In total, 194 samples were sequenced in five BRB batches generating a total of 343 M reads. Batch effect was examined, and not observed. BRB-seq data was mapped by aligning reverse reads to the human reference genome (GRCh38.105) using STAR(2.7.9a) [29], then de-multiplexing by forward read barcoding using the BRB-seq tool 1.6.0, resulting in an average mapping rate of 70%.

4.3. Four-Point Data Quality Control Scheme

We evaluated sample quality by a 4-point data QC scheme. Each sample scored 1 point for fulfilling each of the following criteria: (1) high sensitivity of detection (detecting >200 genes, at least 1 count); (2) high EDC signal, as measured by the sum of FLG, FLG2, LORICRIN, LCE1A, S100A7, S100A8, SPRR2E, SPRR1B, and IVL transcript counts higher than 100; (3) EDC gene counts comprise >5% of total counts; (4) mitochondrial genes comprise <15% of total counts. The samples with ≥3-point were kept for analysis.

4.4. Data Analysis

Data analysis was performed in R 4.1.2 (R foundation). EnrichR [30] was applied for enrichment testing, using the Human Gene Atlas [31] and Gene Ontology [32] as the reference gene set. A linear mixed effect model was fitted by lme4 [33], and the statistical significance was calculated by LmerTest [34].

RLE, TMM, and TMMwsp transformation were performed using edgeR [19]. Voom-trend was estimated by voom using TMM transformed data [21]. ZINB-Wave transformation was performed by the modeling sequencing depth as a sample-level covariate. Mitochondrial gene set normalization was performed by calculating the ratio between each transcript count and the sum of MT-ATP6/8, MT-CO1/2/3, MT-CYB, and MT-ND2/3/4/4L/5/6 transcript counts. When testing DEG between the tissue state, the subject was eliminated as a factor in paired analysis (LS vs. NL), and gender was eliminated as a factor in unpaired analysis (LS vs. HC and NL vs. HC). NOIseq was performed on TMM transformed data. The cutoff for DE analysis is documented in Table 1 for each benchmarked method.

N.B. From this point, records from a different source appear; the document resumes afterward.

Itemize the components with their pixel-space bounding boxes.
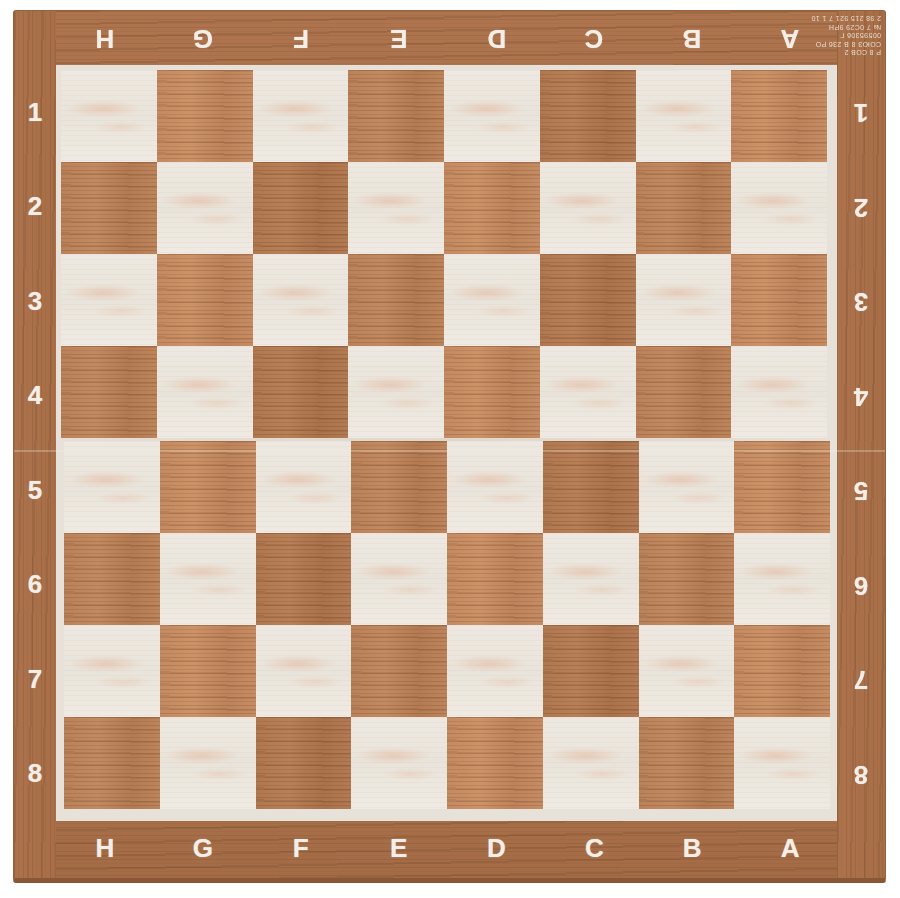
square-e3[interactable] [348,254,444,346]
stamp-line: 00595306 Г [763,31,881,39]
rank-labels-left: 12345678 [14,65,56,821]
square-e8[interactable] [351,717,447,809]
square-b6[interactable] [639,533,735,625]
square-g1[interactable] [157,70,253,162]
square-h5[interactable] [64,441,160,533]
square-b4[interactable] [636,346,732,438]
square-h3[interactable] [61,254,157,346]
rank-label-5: 5 [14,443,56,538]
file-label-h: H [56,828,154,868]
square-b3[interactable] [636,254,732,346]
square-d8[interactable] [447,717,543,809]
product-photo: HGFEDCBA HGFEDCBA 12345678 12345678 Р 8 … [0,0,900,898]
board-grid [56,65,837,821]
square-h8[interactable] [64,717,160,809]
file-labels-top: HGFEDCBA [56,19,839,59]
square-d1[interactable] [444,70,540,162]
square-a3[interactable] [731,254,827,346]
square-h7[interactable] [64,625,160,717]
square-d2[interactable] [444,162,540,254]
file-label-b: B [643,828,741,868]
file-label-f: F [252,19,350,59]
file-label-g: G [154,828,252,868]
square-c3[interactable] [540,254,636,346]
square-c4[interactable] [540,346,636,438]
file-label-c: C [545,828,643,868]
square-f5[interactable] [256,441,352,533]
fold-seam-overlay [14,450,885,452]
square-a6[interactable] [734,533,830,625]
chessboard: HGFEDCBA HGFEDCBA 12345678 12345678 Р 8 … [13,10,886,883]
square-d7[interactable] [447,625,543,717]
file-label-d: D [448,19,546,59]
square-b7[interactable] [639,625,735,717]
rank-label-4: 4 [14,349,56,444]
square-c8[interactable] [543,717,639,809]
stamp-line: 2 98 215 921 7 1 10 [763,14,881,22]
rank-label-1: 1 [837,65,885,160]
square-g6[interactable] [160,533,256,625]
square-h2[interactable] [61,162,157,254]
square-d4[interactable] [444,346,540,438]
rank-label-4: 4 [837,349,885,444]
square-f8[interactable] [256,717,352,809]
square-g4[interactable] [157,346,253,438]
square-g7[interactable] [160,625,256,717]
file-label-c: C [545,19,643,59]
square-e1[interactable] [348,70,444,162]
square-c5[interactable] [543,441,639,533]
square-e5[interactable] [351,441,447,533]
square-f7[interactable] [256,625,352,717]
rank-label-3: 3 [14,254,56,349]
square-h4[interactable] [61,346,157,438]
file-label-d: D [448,828,546,868]
square-a5[interactable] [734,441,830,533]
manufacturer-stamp: Р 8 СОВ 2СОЮЗ 8 В 236 РО00595306 Г№ 7 0С… [763,14,881,56]
square-h6[interactable] [64,533,160,625]
rank-label-8: 8 [14,727,56,822]
file-label-a: A [741,828,839,868]
square-e7[interactable] [351,625,447,717]
square-f3[interactable] [253,254,349,346]
rank-label-2: 2 [14,160,56,255]
square-a1[interactable] [731,70,827,162]
file-labels-bottom: HGFEDCBA [56,828,839,868]
square-g8[interactable] [160,717,256,809]
square-f2[interactable] [253,162,349,254]
file-label-f: F [252,828,350,868]
board-lower-half [64,441,830,809]
file-label-h: H [56,19,154,59]
file-label-e: E [350,828,448,868]
square-f6[interactable] [256,533,352,625]
square-e4[interactable] [348,346,444,438]
rank-labels-right: 12345678 [837,65,885,821]
square-a7[interactable] [734,625,830,717]
square-d6[interactable] [447,533,543,625]
file-label-e: E [350,19,448,59]
square-g3[interactable] [157,254,253,346]
rank-label-7: 7 [14,632,56,727]
square-b5[interactable] [639,441,735,533]
square-f1[interactable] [253,70,349,162]
stamp-line: № 7 0С29 9РН [763,22,881,30]
rank-label-5: 5 [837,443,885,538]
square-a8[interactable] [734,717,830,809]
rank-label-6: 6 [14,538,56,633]
stamp-line: СОЮЗ 8 В 236 РО [763,39,881,47]
square-c6[interactable] [543,533,639,625]
square-g2[interactable] [157,162,253,254]
square-b2[interactable] [636,162,732,254]
board-upper-half [61,70,827,438]
square-c1[interactable] [540,70,636,162]
square-h1[interactable] [61,70,157,162]
square-b8[interactable] [639,717,735,809]
rank-label-7: 7 [837,632,885,727]
rank-label-2: 2 [837,160,885,255]
rank-label-3: 3 [837,254,885,349]
square-a2[interactable] [731,162,827,254]
square-c2[interactable] [540,162,636,254]
file-label-b: B [643,19,741,59]
square-f4[interactable] [253,346,349,438]
square-c7[interactable] [543,625,639,717]
rank-label-1: 1 [14,65,56,160]
rank-label-8: 8 [837,727,885,822]
stamp-line: Р 8 СОВ 2 [763,48,881,56]
square-e2[interactable] [348,162,444,254]
square-d3[interactable] [444,254,540,346]
square-g5[interactable] [160,441,256,533]
square-e6[interactable] [351,533,447,625]
rank-label-6: 6 [837,538,885,633]
square-a4[interactable] [731,346,827,438]
file-label-g: G [154,19,252,59]
square-d5[interactable] [447,441,543,533]
square-b1[interactable] [636,70,732,162]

The gene expression of biological replicates from punch biopsies was averaged when calculating the Spearman correlation coefficients between tape-stripped samples with matched full-thickness punch biopsies. We have documented the data analysis pipeline in R markdown files, available at the GitHub repository (github.com/tuhulab/multiomics-ad-sts, accessed on 30 May 2022).

5. Conclusions

Tape stripping of skin is a promising and easily applicable technology, and is particularly useful for sampling pediatric patients. We envisage that tape stripping, combined with affordable deep BRB-seq, has the potential for population-wide screening of the epidermal transcriptome in inflammatory skin diseases. However, because the reproducibility and across-study comparability of transcriptomic data generated by tape stripping is low, the technique needs to be improved by further studies investigating standardized sampling, sample, and data handling methods.